Below is the list of installed libraries
python==3.11.7
torch==2.0.1
transformers==4.37.1
bitsandbytes==0.42.0
accelerate==0.23.0
cuda version = 11.0
Reproduction
import torch
from transformers import AutoModelForCausualLLM, BitsandBytesConfig
from torch.multiprocessing.reductions import ForkingPickler
base_model_name = 'mistral-7b-instruct'
#Loading LLM with FP16(Without any quantization)
base_model_wo_quant = AutoModelForCausalLLM.from_pretrained(f'{base_model_name}', torch.dtype=torch.float16, device_map={"":0}, use_safetensors=True)

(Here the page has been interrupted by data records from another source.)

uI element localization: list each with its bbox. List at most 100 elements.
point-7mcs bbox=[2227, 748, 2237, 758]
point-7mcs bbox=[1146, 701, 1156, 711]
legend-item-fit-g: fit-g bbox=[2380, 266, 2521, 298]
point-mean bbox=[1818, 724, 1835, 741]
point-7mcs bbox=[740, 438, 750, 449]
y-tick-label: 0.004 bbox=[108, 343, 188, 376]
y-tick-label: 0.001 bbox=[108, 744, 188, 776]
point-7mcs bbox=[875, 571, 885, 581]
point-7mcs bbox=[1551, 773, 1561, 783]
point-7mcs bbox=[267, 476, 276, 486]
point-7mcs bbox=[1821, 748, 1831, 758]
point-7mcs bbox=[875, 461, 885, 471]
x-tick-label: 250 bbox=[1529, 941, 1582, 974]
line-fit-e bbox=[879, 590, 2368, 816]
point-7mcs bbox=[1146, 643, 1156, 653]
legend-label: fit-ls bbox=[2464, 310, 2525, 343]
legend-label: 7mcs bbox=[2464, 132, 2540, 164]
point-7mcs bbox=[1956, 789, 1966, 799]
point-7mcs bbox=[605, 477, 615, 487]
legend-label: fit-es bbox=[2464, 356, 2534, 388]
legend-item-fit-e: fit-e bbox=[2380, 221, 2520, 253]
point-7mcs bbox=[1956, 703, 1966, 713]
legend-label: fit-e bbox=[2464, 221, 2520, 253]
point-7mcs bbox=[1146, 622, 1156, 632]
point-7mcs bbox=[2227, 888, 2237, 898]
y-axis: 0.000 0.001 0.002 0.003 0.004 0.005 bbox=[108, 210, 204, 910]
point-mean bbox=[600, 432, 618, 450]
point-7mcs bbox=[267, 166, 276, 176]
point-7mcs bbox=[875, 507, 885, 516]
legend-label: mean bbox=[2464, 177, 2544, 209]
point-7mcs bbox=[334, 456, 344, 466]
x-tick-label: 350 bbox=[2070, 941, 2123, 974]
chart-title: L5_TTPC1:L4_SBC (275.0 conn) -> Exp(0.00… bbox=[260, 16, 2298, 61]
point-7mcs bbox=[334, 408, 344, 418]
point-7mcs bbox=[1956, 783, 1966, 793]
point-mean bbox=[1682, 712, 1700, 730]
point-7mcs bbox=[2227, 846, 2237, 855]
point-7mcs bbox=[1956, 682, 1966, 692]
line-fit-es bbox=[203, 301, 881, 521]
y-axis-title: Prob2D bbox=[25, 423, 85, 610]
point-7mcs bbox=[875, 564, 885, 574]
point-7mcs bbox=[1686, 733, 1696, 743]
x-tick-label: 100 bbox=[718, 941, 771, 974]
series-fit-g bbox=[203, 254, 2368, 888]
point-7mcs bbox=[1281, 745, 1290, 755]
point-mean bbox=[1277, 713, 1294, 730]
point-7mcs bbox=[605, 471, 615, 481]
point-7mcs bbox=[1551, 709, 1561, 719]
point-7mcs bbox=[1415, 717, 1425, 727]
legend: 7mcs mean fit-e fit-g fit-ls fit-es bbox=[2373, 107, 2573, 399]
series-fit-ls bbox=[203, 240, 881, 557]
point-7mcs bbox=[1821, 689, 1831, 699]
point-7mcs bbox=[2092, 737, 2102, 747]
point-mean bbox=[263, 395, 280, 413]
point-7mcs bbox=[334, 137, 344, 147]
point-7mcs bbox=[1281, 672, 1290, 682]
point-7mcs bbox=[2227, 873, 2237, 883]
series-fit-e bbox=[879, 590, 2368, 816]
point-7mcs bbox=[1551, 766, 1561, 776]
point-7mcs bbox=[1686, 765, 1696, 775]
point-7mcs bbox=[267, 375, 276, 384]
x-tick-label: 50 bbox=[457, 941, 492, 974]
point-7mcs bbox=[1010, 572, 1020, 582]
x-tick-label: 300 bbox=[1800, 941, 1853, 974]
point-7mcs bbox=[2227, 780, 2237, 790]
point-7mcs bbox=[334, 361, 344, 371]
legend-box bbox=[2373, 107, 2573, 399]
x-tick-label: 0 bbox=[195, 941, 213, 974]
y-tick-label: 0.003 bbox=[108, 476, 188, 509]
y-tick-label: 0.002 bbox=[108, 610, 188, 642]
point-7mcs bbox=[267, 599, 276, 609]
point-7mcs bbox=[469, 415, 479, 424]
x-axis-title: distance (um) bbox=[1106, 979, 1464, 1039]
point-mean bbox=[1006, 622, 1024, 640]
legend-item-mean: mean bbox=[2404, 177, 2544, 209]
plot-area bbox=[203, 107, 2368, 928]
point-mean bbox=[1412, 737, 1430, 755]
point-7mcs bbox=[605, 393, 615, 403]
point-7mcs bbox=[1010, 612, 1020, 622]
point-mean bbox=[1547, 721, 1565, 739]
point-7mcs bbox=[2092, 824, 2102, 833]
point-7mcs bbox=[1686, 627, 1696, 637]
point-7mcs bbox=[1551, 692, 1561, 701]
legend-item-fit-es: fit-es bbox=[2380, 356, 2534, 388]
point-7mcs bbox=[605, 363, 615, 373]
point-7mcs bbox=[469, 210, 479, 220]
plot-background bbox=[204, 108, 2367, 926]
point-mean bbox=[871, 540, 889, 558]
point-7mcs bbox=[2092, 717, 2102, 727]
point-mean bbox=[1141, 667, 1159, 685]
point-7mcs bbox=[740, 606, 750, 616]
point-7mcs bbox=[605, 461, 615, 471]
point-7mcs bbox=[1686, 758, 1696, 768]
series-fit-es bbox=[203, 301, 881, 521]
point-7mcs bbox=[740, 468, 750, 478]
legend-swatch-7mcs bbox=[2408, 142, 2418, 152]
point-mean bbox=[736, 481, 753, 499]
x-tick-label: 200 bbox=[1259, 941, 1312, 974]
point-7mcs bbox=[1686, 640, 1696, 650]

#Able to share with the forked processes
_ = base_model_wo_quant.share_memory()
ForkingPickler.dumps(base_model_wo_quant)
#Preparing model to load with 4-bit quantization
compute_dtype=getattr(torch, "float16")
bnb_config = BitsAndBytesConfig(load_in_4bit=True, bnb_4bit_quant_type='nf4', bnb_4bit_compute_dtype=compute_dtype, bnb_4bit_use_double_quant=True, device_map={"":0})
#Loading LLM with 4bit quantization
base_model_with_quant = AutoModelForCausalLLM.from_pretrained(f'{base_model_name}', quantization_config=bnb_config, device_map={"":0}, use_safetensors=True)
_ = base_model_with_quant.share_memory()
#Failed to share with the forked processes getting below error
ForkingPickler.dumps(base_model_with_quant)
PicklingError: Can't pickle it's not the same object as torch.nn.modules.sparse.Embedding.forward
Expected behavior
Expecting the quantized model to be shared with the forked processes.